Yes. Actually you can both see it in Weblate and Github. See for example the commit history for this French translation file of Tilix (a Linux terminal emulator): History for po/fr.po - gnunn1/tilix · GitHub
You can see who did what changes at what date. But you can also look at the activity history of translations on Weblate: Tilix/Translations — French @ Hosted Weblate
Having Weblate doing the commit actually in the name of the author is one of the biggest advantages in my opinion.
If you compare that to the history of French translations for Picard: History for po/fr.po - metabrainz/picard · GitHub
It’s only updated when we sync translations. And that means the authors are only the core developers, recently mostly zas and me. I mean zas at least is French, but my French vocabulary is about 10 words or so 
Because I don’t see the benefit of a translation system, it does not translate for you.
Well, a text editor does not write the text for you and a video editor does not do the film for you
It’s a tool that helps you translate.
If you do serious translation work you really want to have a translation memory, concordance search and a glossary. Not only does it speed up the work, it also helps keeping a consistent translation.
If you are translating user interfaces you often also need some context how the string you are looking it is actually used. It can make a big difference if this is on a button or some kind of notification, the translation could vary. When we asked for translations of the Picard installer feedback was that it was difficult to do without seeing how the texts are actually used, when I provided screenshots that helped a lot.
Weblate has this ability built-in, see e.g. Peek/Translations — French @ Hosted Weblate: Press keys…

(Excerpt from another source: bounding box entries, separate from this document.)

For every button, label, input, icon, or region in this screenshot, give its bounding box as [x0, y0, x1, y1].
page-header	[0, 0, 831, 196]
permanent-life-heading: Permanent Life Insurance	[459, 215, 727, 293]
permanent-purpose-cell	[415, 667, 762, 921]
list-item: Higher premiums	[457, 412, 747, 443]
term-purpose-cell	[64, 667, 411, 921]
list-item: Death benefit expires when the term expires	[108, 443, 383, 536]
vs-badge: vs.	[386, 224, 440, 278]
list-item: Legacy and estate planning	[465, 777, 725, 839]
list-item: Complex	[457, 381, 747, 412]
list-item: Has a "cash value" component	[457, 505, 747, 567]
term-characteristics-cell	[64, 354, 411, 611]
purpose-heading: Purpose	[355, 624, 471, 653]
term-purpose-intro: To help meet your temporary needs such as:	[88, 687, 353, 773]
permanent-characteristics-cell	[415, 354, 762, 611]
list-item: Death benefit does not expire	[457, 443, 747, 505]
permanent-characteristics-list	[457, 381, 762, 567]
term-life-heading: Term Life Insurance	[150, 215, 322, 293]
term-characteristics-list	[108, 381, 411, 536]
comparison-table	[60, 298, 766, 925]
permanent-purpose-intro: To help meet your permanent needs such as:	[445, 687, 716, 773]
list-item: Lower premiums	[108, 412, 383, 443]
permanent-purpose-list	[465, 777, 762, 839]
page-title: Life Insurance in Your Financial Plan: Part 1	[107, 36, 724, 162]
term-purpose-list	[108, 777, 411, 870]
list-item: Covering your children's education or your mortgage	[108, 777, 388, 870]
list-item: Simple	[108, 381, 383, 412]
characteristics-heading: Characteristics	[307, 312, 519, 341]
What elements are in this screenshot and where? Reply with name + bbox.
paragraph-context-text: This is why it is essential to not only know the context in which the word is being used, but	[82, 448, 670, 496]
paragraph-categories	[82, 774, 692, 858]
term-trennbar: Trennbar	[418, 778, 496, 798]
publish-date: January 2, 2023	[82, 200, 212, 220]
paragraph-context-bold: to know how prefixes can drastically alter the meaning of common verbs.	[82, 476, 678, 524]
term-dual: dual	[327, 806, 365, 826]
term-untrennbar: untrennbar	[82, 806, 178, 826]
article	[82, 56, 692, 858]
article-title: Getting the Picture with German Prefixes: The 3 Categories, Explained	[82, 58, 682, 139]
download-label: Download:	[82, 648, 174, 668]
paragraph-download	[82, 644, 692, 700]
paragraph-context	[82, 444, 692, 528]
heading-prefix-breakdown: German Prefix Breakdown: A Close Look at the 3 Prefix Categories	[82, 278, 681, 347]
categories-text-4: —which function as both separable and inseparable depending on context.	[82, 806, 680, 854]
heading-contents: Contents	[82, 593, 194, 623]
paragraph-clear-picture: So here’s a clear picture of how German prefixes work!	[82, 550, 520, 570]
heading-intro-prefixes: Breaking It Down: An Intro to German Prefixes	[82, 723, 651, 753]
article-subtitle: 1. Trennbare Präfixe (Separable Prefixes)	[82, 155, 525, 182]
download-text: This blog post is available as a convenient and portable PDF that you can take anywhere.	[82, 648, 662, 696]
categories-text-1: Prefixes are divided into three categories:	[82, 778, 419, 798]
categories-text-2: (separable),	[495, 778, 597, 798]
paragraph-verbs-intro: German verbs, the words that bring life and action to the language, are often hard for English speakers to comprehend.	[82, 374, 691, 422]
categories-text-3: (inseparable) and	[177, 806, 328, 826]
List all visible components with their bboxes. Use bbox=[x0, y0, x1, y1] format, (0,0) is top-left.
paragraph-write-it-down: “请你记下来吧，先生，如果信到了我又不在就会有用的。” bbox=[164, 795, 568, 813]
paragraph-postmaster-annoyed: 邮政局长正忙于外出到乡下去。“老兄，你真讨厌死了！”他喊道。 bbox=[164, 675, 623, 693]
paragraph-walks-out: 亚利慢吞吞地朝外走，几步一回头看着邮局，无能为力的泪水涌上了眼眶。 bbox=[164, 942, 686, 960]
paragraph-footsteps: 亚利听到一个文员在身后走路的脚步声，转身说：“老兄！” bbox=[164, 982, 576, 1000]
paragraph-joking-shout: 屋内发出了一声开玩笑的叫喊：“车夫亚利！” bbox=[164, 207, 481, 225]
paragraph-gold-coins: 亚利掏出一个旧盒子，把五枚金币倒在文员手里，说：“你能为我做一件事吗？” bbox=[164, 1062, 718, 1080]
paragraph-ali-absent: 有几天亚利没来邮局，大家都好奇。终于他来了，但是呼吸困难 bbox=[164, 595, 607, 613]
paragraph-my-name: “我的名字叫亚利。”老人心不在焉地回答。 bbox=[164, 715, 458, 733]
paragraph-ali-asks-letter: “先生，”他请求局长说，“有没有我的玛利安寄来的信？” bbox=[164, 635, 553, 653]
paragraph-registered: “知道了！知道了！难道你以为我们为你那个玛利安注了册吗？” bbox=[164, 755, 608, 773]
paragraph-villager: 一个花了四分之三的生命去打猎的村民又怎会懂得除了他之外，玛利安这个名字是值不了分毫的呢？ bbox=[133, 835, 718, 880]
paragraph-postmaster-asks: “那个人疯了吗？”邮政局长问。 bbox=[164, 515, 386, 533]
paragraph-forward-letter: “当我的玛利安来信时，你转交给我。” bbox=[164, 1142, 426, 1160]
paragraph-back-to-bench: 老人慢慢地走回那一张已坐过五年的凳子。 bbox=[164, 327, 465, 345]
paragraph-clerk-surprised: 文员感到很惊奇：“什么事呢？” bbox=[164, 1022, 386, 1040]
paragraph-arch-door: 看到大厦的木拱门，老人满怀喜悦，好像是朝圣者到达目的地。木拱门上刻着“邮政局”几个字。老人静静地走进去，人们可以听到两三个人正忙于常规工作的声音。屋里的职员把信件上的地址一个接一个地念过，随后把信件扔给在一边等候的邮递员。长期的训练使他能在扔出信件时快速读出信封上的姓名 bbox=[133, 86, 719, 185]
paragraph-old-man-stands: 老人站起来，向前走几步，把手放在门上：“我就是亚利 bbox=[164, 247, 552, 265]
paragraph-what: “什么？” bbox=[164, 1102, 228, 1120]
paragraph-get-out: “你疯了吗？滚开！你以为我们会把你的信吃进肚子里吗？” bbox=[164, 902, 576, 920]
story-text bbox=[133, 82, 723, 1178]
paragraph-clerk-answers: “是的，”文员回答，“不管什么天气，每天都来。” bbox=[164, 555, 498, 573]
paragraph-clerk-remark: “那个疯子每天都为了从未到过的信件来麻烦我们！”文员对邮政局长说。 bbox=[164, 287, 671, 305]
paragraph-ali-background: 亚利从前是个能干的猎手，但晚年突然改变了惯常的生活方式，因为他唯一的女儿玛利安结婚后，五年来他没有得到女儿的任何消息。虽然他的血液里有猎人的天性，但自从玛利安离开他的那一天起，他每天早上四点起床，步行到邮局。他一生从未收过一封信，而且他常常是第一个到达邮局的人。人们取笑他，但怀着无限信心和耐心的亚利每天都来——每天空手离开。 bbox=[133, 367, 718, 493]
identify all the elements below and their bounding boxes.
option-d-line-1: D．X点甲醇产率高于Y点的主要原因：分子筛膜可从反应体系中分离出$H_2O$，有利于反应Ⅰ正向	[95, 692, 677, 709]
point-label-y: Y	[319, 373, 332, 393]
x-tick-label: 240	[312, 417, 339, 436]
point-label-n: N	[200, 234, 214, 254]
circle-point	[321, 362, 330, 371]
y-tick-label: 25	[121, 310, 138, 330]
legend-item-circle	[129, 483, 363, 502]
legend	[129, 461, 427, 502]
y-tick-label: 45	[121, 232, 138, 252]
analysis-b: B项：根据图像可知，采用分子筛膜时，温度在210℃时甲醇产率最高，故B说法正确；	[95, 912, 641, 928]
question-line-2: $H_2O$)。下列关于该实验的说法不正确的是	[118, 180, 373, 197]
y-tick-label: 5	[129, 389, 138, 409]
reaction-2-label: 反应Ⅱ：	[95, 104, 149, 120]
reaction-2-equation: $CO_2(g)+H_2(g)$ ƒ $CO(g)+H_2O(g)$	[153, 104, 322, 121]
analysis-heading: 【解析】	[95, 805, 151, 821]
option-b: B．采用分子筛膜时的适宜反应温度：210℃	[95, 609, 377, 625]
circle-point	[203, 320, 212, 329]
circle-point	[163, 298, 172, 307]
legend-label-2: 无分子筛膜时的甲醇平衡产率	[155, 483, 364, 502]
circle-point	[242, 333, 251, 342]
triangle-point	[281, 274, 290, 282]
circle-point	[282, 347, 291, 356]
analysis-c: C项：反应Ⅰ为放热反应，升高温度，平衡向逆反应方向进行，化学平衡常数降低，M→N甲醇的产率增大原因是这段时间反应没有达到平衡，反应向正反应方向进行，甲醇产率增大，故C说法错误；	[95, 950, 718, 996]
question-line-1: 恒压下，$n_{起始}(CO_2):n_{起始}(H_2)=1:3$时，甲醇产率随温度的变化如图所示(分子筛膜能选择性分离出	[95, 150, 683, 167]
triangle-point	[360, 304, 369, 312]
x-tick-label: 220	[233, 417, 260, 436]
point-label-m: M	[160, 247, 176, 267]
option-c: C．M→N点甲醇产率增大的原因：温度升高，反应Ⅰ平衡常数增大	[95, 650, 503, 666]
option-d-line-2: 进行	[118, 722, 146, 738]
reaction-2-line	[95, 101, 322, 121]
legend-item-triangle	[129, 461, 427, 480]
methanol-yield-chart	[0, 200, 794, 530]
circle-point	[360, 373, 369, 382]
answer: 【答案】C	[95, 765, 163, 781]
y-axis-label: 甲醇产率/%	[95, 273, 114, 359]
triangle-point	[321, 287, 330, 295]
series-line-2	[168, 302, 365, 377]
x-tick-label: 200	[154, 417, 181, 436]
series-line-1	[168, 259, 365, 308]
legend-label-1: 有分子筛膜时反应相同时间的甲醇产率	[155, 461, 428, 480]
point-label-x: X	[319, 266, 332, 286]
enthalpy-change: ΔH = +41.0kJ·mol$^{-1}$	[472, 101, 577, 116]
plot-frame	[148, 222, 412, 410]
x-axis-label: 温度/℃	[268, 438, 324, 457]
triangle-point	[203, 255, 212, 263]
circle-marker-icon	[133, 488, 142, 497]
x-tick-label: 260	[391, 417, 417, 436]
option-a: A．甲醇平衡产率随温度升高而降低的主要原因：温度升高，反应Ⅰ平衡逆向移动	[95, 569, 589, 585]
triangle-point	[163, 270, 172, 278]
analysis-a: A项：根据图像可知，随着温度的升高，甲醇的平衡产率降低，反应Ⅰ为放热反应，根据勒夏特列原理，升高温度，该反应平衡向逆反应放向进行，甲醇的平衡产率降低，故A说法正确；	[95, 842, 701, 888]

A big advantage of an online translation tool is that it lowers barriers. Teaching people to handle both Git and a tool like Poedit is much more of a barrier than a single translation tool.
But actually here is another advantage of Weblate: It can handle translations both updated via Weblate and via Git, it can synchronize two way. With Transifex if you submit us a Picard translation update via Git we might merge it and then manually push it to Transifex, probably overwriting any changes someone else has done there. Or we see the conflict, but don’t know how to solve it without knowing the language. So in practice I will send you over to Transifex instead and not merge your changes.
Several times I wanted to fix French in MetaBrainz sites, several times I had to give up, not being sure that my fixes will be taken and overwritten randomly few days later, with no review validation process.
The only way to be save from this is setting up a proper translation team with a review process. But you are only able to do this if you actually have community members actively working on translations. That’s easier to do for more widely spoken languages than for others. So ideally you want to be able to setup this flexible per language.
Understandable
Michal, who is developing this, has made a business around this open source project, which is pretty great. But he also offers hosted weblate for free for open source projects, which is also really great. In case of MetaBrainz I would expect that MB hosts this itself, both for fairness and to be more flexible.